# Why the metric space is not compact?

Let $(X,M, \mu)$ a finite measure space and define a metric space $M'$ as follows: for $A,B \in M$, define: $d(A,B) = \mu(A\triangle B)$.

The space $M'$ is defined as all sets in $M$ where sets $A$ and $B$ are identified if $\mu(A\triangle B) = 0$.

I yet proved that $(M', d)$ is complete metric space.

Question: Show that the space above is not compact when $X = [0, 1]$, $M$ is the family of Borel sets on $[0, 1]$, and $\mu$ is Lebesgue measure.

I know that for any metric space $(X,d)$, $(X,d)$ is compact iff is complete and totally bounded. By the above result the metric space of question is complete then i should show that is not totally bounded. But i have not idea how proceed. This is the best way for to prove? I know also that i could to find a sequence that have not subsequence that converge in $M$, but i have not found. Any tip for the sequence?
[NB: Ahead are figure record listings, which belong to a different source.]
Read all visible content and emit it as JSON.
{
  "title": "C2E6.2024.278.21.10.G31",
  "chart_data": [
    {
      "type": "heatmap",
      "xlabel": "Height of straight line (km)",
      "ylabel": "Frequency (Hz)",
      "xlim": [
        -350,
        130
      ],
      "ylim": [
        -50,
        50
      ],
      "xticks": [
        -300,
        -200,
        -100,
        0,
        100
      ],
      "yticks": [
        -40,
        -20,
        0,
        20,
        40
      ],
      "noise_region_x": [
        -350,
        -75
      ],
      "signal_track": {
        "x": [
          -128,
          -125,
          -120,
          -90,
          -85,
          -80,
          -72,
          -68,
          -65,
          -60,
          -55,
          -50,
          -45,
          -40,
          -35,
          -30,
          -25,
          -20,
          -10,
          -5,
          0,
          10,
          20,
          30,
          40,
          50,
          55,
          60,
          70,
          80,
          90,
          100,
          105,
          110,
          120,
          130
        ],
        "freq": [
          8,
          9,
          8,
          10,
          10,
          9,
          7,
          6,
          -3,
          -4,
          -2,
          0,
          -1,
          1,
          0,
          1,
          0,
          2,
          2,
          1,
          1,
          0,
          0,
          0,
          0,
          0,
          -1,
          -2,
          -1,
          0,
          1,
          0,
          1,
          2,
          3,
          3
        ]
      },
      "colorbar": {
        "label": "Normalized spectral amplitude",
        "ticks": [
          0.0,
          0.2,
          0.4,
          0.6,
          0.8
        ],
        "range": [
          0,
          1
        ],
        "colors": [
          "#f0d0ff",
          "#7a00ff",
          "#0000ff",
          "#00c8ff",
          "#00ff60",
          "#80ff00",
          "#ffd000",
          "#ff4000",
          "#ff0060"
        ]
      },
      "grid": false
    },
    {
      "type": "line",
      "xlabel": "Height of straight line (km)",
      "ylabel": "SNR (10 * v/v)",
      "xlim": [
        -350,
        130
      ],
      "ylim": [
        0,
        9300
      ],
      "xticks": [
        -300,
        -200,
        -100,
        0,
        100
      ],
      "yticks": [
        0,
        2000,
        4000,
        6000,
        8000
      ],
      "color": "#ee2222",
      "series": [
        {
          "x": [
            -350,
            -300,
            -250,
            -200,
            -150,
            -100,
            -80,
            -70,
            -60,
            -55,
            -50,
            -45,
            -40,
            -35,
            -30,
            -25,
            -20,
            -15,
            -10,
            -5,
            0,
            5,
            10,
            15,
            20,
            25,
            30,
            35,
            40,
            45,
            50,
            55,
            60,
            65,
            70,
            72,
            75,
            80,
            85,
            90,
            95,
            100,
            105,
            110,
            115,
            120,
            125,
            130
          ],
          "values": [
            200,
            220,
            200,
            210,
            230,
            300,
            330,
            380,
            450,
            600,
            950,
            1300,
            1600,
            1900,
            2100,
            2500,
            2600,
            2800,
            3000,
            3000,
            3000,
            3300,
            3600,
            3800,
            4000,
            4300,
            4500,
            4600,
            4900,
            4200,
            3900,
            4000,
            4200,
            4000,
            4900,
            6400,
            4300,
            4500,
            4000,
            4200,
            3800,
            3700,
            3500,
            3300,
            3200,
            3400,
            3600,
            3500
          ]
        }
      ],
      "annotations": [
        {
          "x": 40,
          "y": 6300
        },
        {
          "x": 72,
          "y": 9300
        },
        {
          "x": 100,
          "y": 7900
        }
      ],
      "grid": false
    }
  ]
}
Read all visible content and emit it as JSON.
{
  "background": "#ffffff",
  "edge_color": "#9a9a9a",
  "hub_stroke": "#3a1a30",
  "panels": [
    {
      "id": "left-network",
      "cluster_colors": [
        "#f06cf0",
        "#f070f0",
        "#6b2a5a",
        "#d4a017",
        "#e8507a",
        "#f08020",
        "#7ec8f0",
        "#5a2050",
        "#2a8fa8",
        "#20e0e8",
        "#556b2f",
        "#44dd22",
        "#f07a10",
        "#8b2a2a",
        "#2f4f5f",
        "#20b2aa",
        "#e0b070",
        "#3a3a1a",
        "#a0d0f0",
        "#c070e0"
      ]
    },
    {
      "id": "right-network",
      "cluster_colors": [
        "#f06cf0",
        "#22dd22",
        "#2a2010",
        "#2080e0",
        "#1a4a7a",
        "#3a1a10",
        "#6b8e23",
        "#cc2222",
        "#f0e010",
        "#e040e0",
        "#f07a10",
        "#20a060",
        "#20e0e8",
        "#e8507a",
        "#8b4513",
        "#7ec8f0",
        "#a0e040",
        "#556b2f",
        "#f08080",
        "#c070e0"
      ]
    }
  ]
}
• A metric space is compact if and only if it is sequentially compact. Try to find a sequence of sets with $d(A_m, A_n) = \frac{1}{2}$ for all $m \neq n$. – Daniel Fischer Feb 10 '17 at 12:36
• This is possible? – user402085 Feb 11 '17 at 3:28
• Yes. To get you started, take $A_1 = \bigl[0,\frac{1}{2}\bigr)$ and $A_2 = \bigl[0,\frac{1}{4}\bigr) \cup \bigl[\frac{1}{2},\frac{3}{4}\bigr)$. – Daniel Fischer Feb 11 '17 at 11:08
• I see now. thanks – user402085 Feb 11 '17 at 12:02